Tom was puzzled. It made no sense. Why would she be wcarrying a document like that? Hidden in the lining of her purse? He passed the document to Larry. He picked up the completed release form and slowly tore it in half. His eyes bored into hers. “Who is this Colonel Steinmetz?” he demanded. “Why are
you
carrying his transfer orders?”
The girl’s lips trembled, but she remained silent.
Larry pushed the Mandatory Arrest and War Criminals Wanted List across the table to Tom. His finger stabbed a name:
STEINMETZ, WOLFGANG
(39) ss
STANDARTENFüHRER.
The colonel was a wanted man. A very much wanted man!
Tom picked up the field telephone. He cranked the handle. “This is Agent Jaeger,” he said into the mouthpiece. “CIC Detachment 212. Get me Captain Elliott, Sixteenth Field Hospital. They’re in Kemnath.”
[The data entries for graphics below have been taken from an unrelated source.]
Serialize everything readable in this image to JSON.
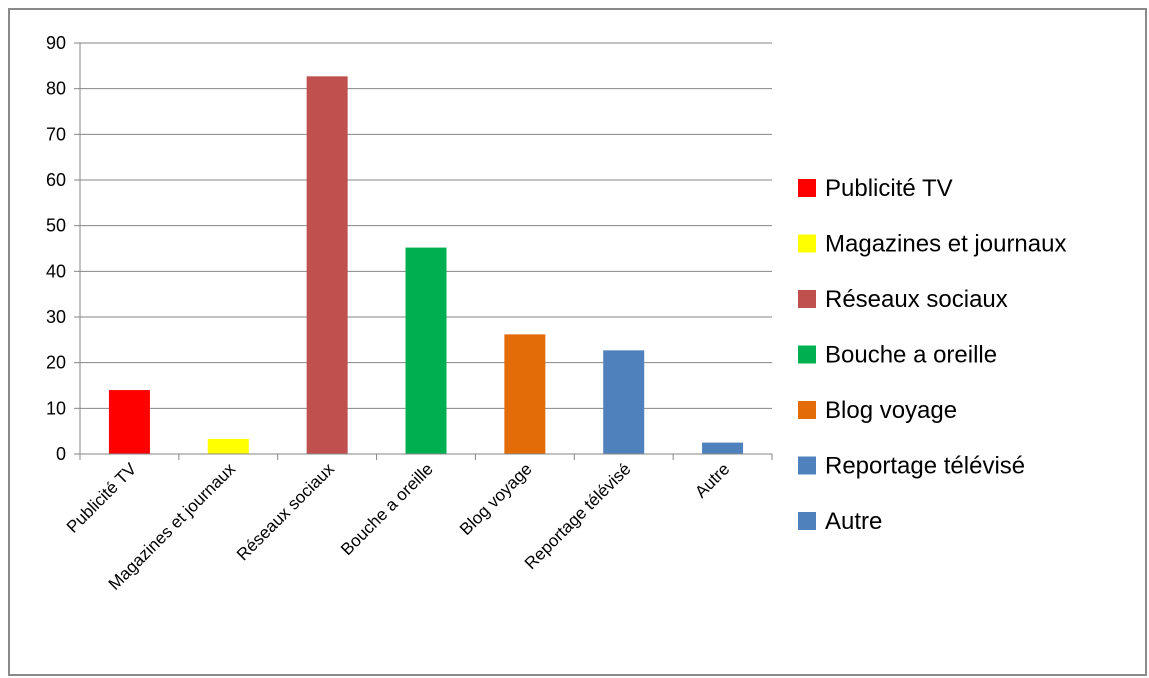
{
  "chart_data": {
    "type": "bar",
    "title": "",
    "xlabel": "",
    "ylabel": "",
    "ylim": [
      0,
      90
    ],
    "yticks": [
      0,
      10,
      20,
      30,
      40,
      50,
      60,
      70,
      80,
      90
    ],
    "grid": true,
    "legend_position": "right",
    "categories": [
      "Publicité TV",
      "Magazines et journaux",
      "Réseaux sociaux",
      "Bouche a oreille",
      "Blog voyage",
      "Reportage télévisé",
      "Autre"
    ],
    "values": [
      14,
      3.3,
      82.7,
      45.2,
      26.2,
      22.7,
      2.5
    ],
    "colors": [
      "#ff0000",
      "#ffff00",
      "#c0504d",
      "#00b050",
      "#e36c09",
      "#4f81bd",
      "#4f81bd"
    ],
    "legend": [
      "Publicité TV",
      "Magazines et journaux",
      "Réseaux sociaux",
      "Bouche a oreille",
      "Blog voyage",
      "Reportage télévisé",
      "Autre"
    ]
  }
}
He waited. The girl was staring at him. She did not understand his words, but she knew it was her fate being decided.
“Ell?” Tom spoke with sober quiet. “I need to borrow one of your nurses. . . . No, no. A body search. We’ve got a subject here, a girl. She has to be searched. Thoroughly.” He listened for a moment. He frowned. “Oh, come on, Ell. You can shake one of them loose for a few hours. I’ll send a jeep for her.”
Again he listened, his face grim. “Okay, Ell. I got you. Thanks.” He hung up and turned to Larry. “No go.”
“Dammit!” Larry sounded thoroughly disgusted.
“The Twenty-sixth ran into a pocket of SS. Beat the hell out of their forward units. They can’t even spare an aspirin.” He looked at the girl sitting tensely before him. He stood up. “Let’s get on with it,” he said.